La experiencia de muchos con la oración puede ser frustrante: por no saber cómo orar, por no conocer a Cristo, por tener una vida espiritual inmadura, por encontrarnos en pecado, y por otras muchas razones.
Sin embargo, fuera del sinfín de alcances que tiene una oración bien hecha, la oración tiene algo que no deja de asombrarme. La oración tiene la capacidad de anclarte y de recogerte.
A pesar del sufrimiento, tienes la convicción de que mientras ores, no quedarás a merced de tus emociones.
Estable y sereno, tienes la capacidad de ver y reflexionar con mayor claridad sobre lo que te acontece.

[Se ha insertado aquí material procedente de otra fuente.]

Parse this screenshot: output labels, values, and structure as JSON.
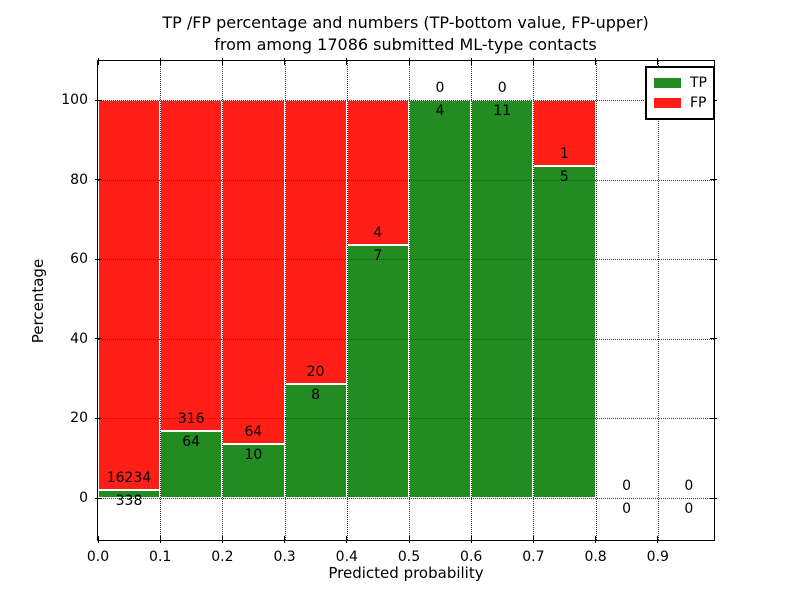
{
  "title": {
    "line1": "TP /FP percentage and numbers (TP-bottom value, FP-upper)",
    "line2": "from among 17086 submitted ML-type contacts"
  },
  "chart_data": {
    "type": "bar",
    "stacked": true,
    "orientation": "vertical",
    "title": "TP /FP percentage and numbers (TP-bottom value, FP-upper) from among 17086 submitted ML-type contacts",
    "total_contacts": 17086,
    "xlabel": "Predicted probability",
    "ylabel": "Percentage",
    "bin_width": 0.1,
    "categories": [
      "0.0-0.1",
      "0.1-0.2",
      "0.2-0.3",
      "0.3-0.4",
      "0.4-0.5",
      "0.5-0.6",
      "0.6-0.7",
      "0.7-0.8",
      "0.8-0.9",
      "0.9-1.0"
    ],
    "xticks": [
      "0.0",
      "0.1",
      "0.2",
      "0.3",
      "0.4",
      "0.5",
      "0.6",
      "0.7",
      "0.8",
      "0.9"
    ],
    "yticks": [
      0,
      20,
      40,
      60,
      80,
      100
    ],
    "xlim": [
      0.0,
      0.99
    ],
    "ylim": [
      -11,
      110
    ],
    "grid": true,
    "grid_style": "dotted",
    "legend_position": "upper right",
    "bar_label_note": "FP count printed above TP/FP boundary, TP count printed below it",
    "series": [
      {
        "name": "TP",
        "color": "#228b22",
        "counts": [
          338,
          64,
          10,
          8,
          7,
          4,
          11,
          5,
          0,
          0
        ],
        "percent": [
          2.0,
          16.8,
          13.5,
          28.6,
          63.6,
          100.0,
          100.0,
          83.3,
          0.0,
          0.0
        ]
      },
      {
        "name": "FP",
        "color": "#ff1f17",
        "counts": [
          16234,
          316,
          64,
          20,
          4,
          0,
          0,
          1,
          0,
          0
        ],
        "percent": [
          98.0,
          83.2,
          86.5,
          71.4,
          36.4,
          0.0,
          0.0,
          16.7,
          0.0,
          0.0
        ]
      }
    ]
  },
  "colors": {
    "background": "#ffffff",
    "frame": "#000000",
    "grid": "#3a3a3a",
    "bar_edge": "#ffffff",
    "text": "#000000",
    "tp": "#228b22",
    "fp": "#ff1f17"
  }
}
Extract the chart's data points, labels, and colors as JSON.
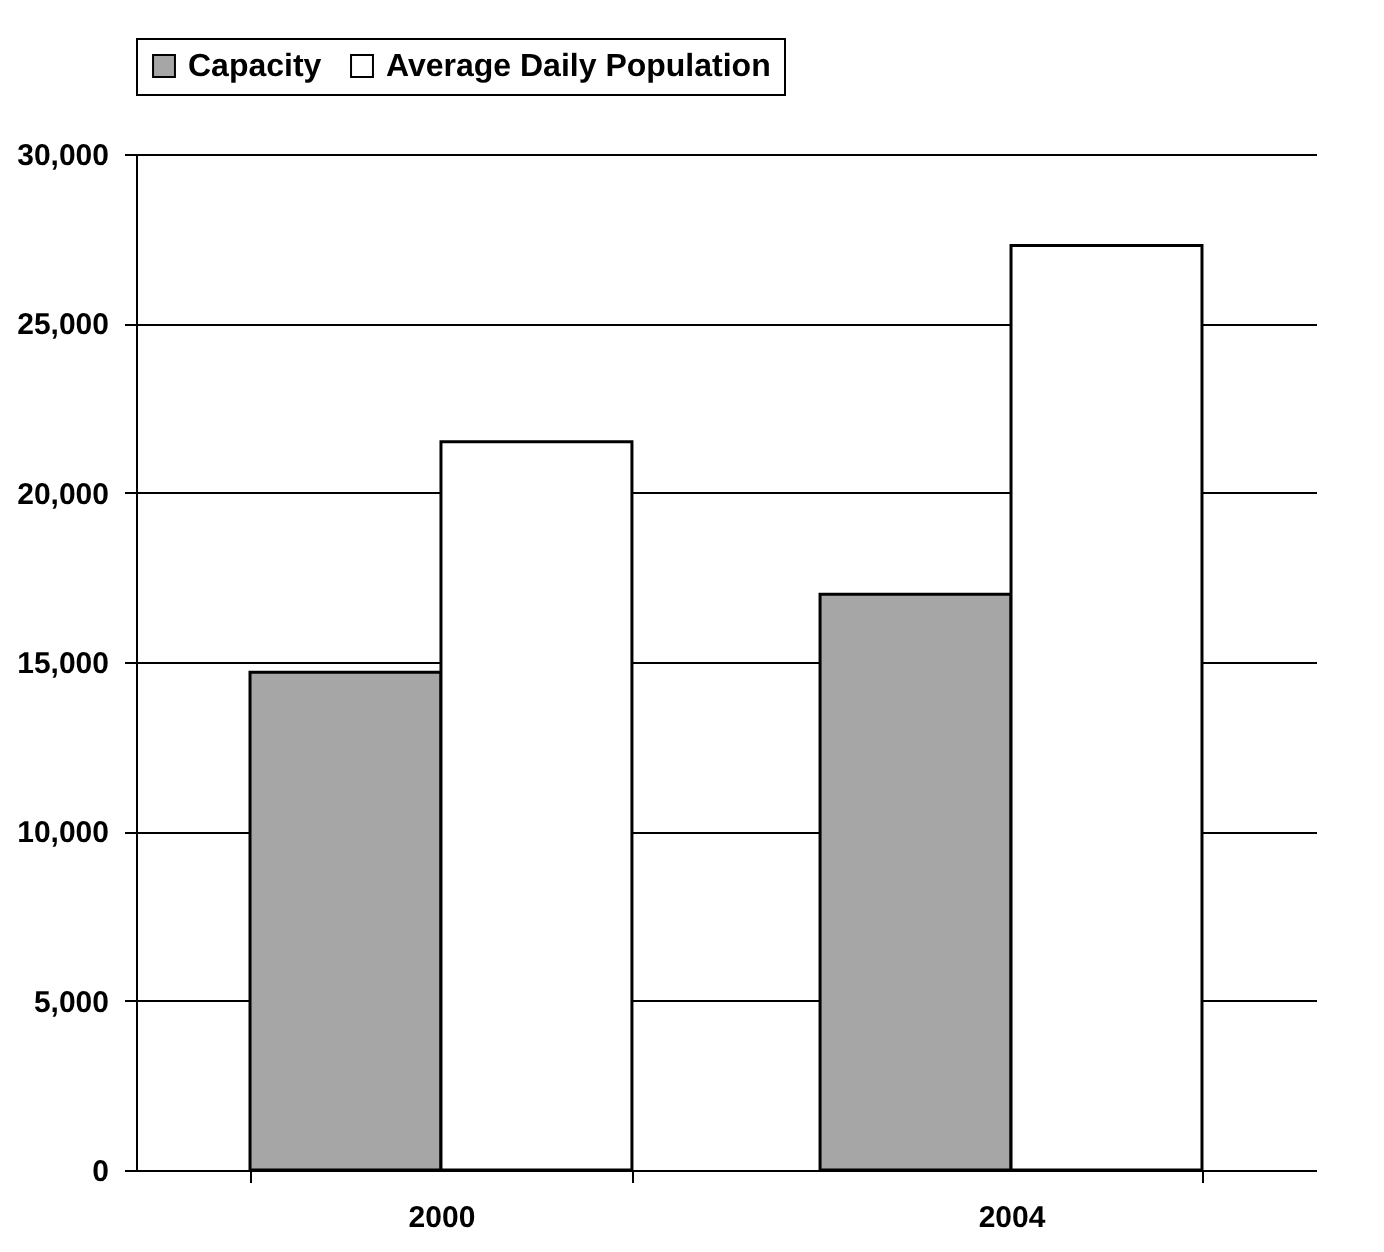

La oración sostenida y continua te abre las puertas y te muestra nuevos caminos, te transforma y finalmente te sana.
Esta es la razón por la que vemos estas personas que llevan sus crisis con mayor serenidad; son capaces incluso, de desprenderse del pasado y de afrontar el futuro incierto en las mismas condiciones.
Se saben sostenidas por las manos de Dios, este es ahora su centro, fuente de paz y de crecimiento.
No sé aún si sabría orar cuando tuve esa experiencia siendo tan niña; pero puedo ver que quizás la razón por la que no recuerdo nada más después de que mi padre me tomara en sus brazos, es que ya podía descansar tranquila. La calma y la seguridad habían sido devueltas a mi corazón.